Enhanced Interfacial Charge Transfer on a Tungsten Trioxide Photoanode with Immobilized Molecular Iridium Catalyst

The rational design of active photoanodes for photoelectrochemical (PEC) water splitting is crucial for future applications in sustainable energy conversion. A combination of catalysts with photoelectrodes is generally required to improve surface kinetics and suppress surface recombination. In this study, we present an iridium complex (Ir-PO3H2) modified WO3 photoanode (WO3+Ir-PO3H2) for PEC water oxidation. When the Ir-based molecular catalyst (Ir-PO3H2) is anchored to a WO3 electrode, the photoanode shows a significant improvement both in photocurrent and faradaic efficiency compared to bare WO3. Under simulated sunlight illumination (AM 1.5G, 100 m Wcm−2) with an applied bias of 1.23 V vs.

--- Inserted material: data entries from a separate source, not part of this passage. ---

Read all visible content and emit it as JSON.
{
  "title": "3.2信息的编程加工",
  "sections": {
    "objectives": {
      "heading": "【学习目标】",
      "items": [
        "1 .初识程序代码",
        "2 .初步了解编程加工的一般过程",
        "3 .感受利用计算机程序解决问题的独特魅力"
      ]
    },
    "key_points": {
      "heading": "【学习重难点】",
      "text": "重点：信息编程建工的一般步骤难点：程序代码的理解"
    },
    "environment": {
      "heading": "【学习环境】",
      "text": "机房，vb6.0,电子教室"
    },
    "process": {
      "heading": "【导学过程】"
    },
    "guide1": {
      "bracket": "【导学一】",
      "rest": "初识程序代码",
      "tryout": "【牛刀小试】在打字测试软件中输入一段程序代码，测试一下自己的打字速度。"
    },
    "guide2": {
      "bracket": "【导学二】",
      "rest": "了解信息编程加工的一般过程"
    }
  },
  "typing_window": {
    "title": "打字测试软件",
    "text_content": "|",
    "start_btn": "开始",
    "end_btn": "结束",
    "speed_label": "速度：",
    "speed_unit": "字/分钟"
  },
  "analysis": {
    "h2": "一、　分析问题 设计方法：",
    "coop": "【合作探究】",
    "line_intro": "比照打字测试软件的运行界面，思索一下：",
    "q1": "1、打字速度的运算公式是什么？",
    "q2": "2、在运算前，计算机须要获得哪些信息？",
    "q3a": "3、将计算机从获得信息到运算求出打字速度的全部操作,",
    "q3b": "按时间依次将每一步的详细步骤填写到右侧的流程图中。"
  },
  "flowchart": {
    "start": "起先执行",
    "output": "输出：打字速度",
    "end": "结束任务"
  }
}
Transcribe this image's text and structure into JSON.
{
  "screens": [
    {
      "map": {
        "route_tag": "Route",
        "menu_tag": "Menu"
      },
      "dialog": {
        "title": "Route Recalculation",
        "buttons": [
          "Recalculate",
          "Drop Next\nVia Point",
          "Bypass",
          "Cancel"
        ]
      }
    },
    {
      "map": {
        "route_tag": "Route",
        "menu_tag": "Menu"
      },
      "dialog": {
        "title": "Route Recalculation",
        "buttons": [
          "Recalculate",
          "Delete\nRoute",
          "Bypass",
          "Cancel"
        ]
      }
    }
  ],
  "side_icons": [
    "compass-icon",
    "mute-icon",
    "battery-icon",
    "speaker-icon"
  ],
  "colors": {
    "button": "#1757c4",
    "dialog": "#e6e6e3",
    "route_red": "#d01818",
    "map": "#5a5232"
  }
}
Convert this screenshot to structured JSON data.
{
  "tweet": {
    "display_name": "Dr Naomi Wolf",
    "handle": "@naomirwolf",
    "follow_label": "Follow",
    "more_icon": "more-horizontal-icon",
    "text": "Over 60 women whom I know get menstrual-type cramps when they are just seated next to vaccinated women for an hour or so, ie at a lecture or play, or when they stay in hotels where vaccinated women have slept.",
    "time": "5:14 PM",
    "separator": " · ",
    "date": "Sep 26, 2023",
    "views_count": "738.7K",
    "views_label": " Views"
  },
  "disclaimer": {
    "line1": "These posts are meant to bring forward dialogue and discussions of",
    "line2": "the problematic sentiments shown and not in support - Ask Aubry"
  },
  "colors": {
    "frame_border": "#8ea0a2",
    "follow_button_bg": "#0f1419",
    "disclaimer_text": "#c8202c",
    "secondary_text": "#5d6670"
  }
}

RHE, the photoanode exhibits a photocurrent of 1.16 mA cm−2 in acidic conditions, which is double that of bare WO3. The faradaic efficiency is promoted from 56% to 95%. Kinetic studies reveal that Ir-PO3H2 exhibits a different interfacial charge transfer mechanism on the WO3 photoanode for PEC water oxidation compared to iridium oxide (IrOx). Ir-PO3H2, as a water oxidation catalyst, can accelerate the surface charge transfer through rapid surface kinetics.